The paper introduces UniSID, a unified end‑to‑end framework for generating Semantic IDs (SIDs) in generative advertisement recommendation (GR). Existing GR systems rely on a two‑stage pipeline based on Residual Quantization (RQ): first, items are encoded into dense embeddings; second, these embeddings are quantized hierarchically into discrete token sequences (SIDs). This design suffers from three fundamental drawbacks: (1) objective misalignment—embedding learning optimizes for semantic richness while SID generation optimizes for next‑token prediction, leading to a mismatch; (2) semantic degradation—raw multimodal signals (images, text, structured attributes) are not directly used in SID construction, causing loss of important information; (3) error accumulation—each quantization level only sees the residual from the previous level, so quantization noise compounds and deeper SID layers become noisy.

UniSID addresses all three issues with a single, jointly optimized architecture. First, it builds an “advertisement‑enhanced input schema” that linearizes heterogeneous ad data (instruction prompt, visual tokens, textual description, and structured attributes such as industry and hierarchical categories) into a unified token sequence. Learnable SID tokens and an embedding token are appended to this sequence. A shared multimodal large language model (MLLM) processes the whole sequence, producing contextualized hidden states for every token.

Second, a dual‑head projection maps the hidden states of the SID tokens to a SID embedding space and the hidden state of the embedding token to an item embedding space. The SID embedding is split into L layers; each layer independently predicts a discrete token via argmax over its logits. Crucially, every SID layer receives the full ad context rather than a residual, eliminating the progressive sparsification inherent in RQ.

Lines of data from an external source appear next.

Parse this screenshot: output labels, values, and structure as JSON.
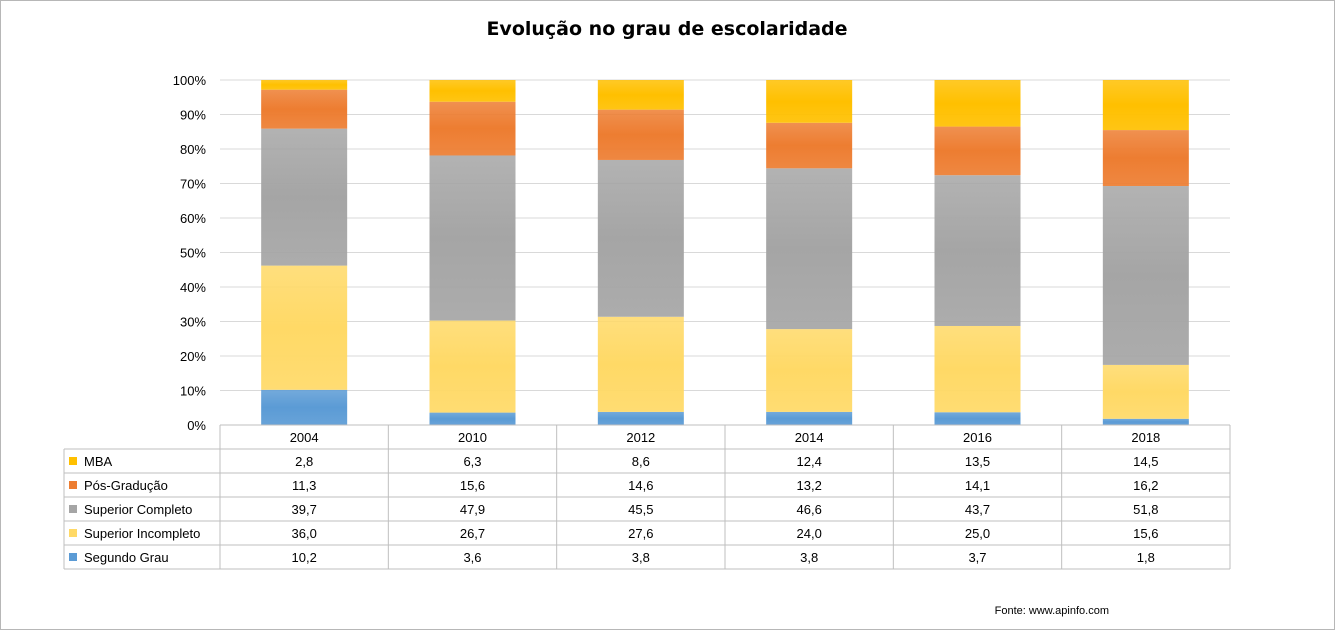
{
  "chart_data": {
    "type": "bar",
    "stacked": true,
    "normalized": true,
    "title": "Evolução no grau de escolaridade",
    "categories": [
      "2004",
      "2010",
      "2012",
      "2014",
      "2016",
      "2018"
    ],
    "series": [
      {
        "name": "Segundo Grau",
        "color": "#5b9bd5",
        "values": [
          10.2,
          3.6,
          3.8,
          3.8,
          3.7,
          1.8
        ],
        "labels": [
          "10,2",
          "3,6",
          "3,8",
          "3,8",
          "3,7",
          "1,8"
        ]
      },
      {
        "name": "Superior Incompleto",
        "color": "#ffd966",
        "values": [
          36.0,
          26.7,
          27.6,
          24.0,
          25.0,
          15.6
        ],
        "labels": [
          "36,0",
          "26,7",
          "27,6",
          "24,0",
          "25,0",
          "15,6"
        ]
      },
      {
        "name": "Superior Completo",
        "color": "#a5a5a5",
        "values": [
          39.7,
          47.9,
          45.5,
          46.6,
          43.7,
          51.8
        ],
        "labels": [
          "39,7",
          "47,9",
          "45,5",
          "46,6",
          "43,7",
          "51,8"
        ]
      },
      {
        "name": "Pós-Gradução",
        "color": "#ed7d31",
        "values": [
          11.3,
          15.6,
          14.6,
          13.2,
          14.1,
          16.2
        ],
        "labels": [
          "11,3",
          "15,6",
          "14,6",
          "13,2",
          "14,1",
          "16,2"
        ]
      },
      {
        "name": "MBA",
        "color": "#ffc000",
        "values": [
          2.8,
          6.3,
          8.6,
          12.4,
          13.5,
          14.5
        ],
        "labels": [
          "2,8",
          "6,3",
          "8,6",
          "12,4",
          "13,5",
          "14,5"
        ]
      }
    ],
    "yticks": [
      "0%",
      "10%",
      "20%",
      "30%",
      "40%",
      "50%",
      "60%",
      "70%",
      "80%",
      "90%",
      "100%"
    ],
    "ylim": [
      0,
      100
    ],
    "grid": true,
    "legend": "data-table"
  },
  "source": "Fonte:  www.apinfo.com"
}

Third, UniSID introduces two auxiliary objectives to preserve semantics: (a) Multi‑Granularity Contrastive Learning constructs positive sample sets that are granularity‑specific. As the hierarchy deepens, the required similarity between query and positive samples increases, enforcing stronger semantic consistency at finer levels. (b) Summary‑Based Advertisement Reconstruction forces the generated SID sequence to reconstruct high‑level ad attributes (e.g., category path, key product descriptors). This reconstruction loss provides an additional supervision signal that encourages SIDs to embed implicit high‑level semantics not directly observable in raw modalities.

The authors evaluate UniSID on both industrial advertising workloads and public benchmark datasets. Metrics include SID quality, next‑ad prediction (Hit Rate, NDCG), advertisement retrieval accuracy, and generic next‑item prediction. UniSID consistently outperforms strong baselines such as RQ‑VAE, RQ‑Kmeans, and RQ‑Kmeans+ across all tasks, achieving up to 4.62 % absolute improvement in Hit Rate, 45.46 % gain in ad retrieval, and 11.83 % boost in next‑item prediction. Ablation studies demonstrate that each component—integrated input schema, multi‑granularity contrastive learning, and summary reconstruction—contributes significantly to the overall performance gains.

In summary, UniSID’s contributions are threefold: (1) it identifies and formally articulates the limitations of the prevailing two‑stage SID generation paradigm; (2) it proposes a unified end‑to‑end SID‑embedding learning pipeline that directly ingests raw multimodal ad data, thereby aligning objectives and eliminating error accumulation; (3) it designs novel semantic‑preserving objectives (multi‑granularity contrastive loss and summary reconstruction) that endow SIDs with both fine‑grained and high‑level semantic fidelity. The work opens avenues for scaling generative recommendation to massive item catalogs without sacrificing semantic richness, and suggests future extensions to larger LLM backbones, real‑time serving, and cross‑domain applications such as e‑commerce, video streaming, and social media recommendation.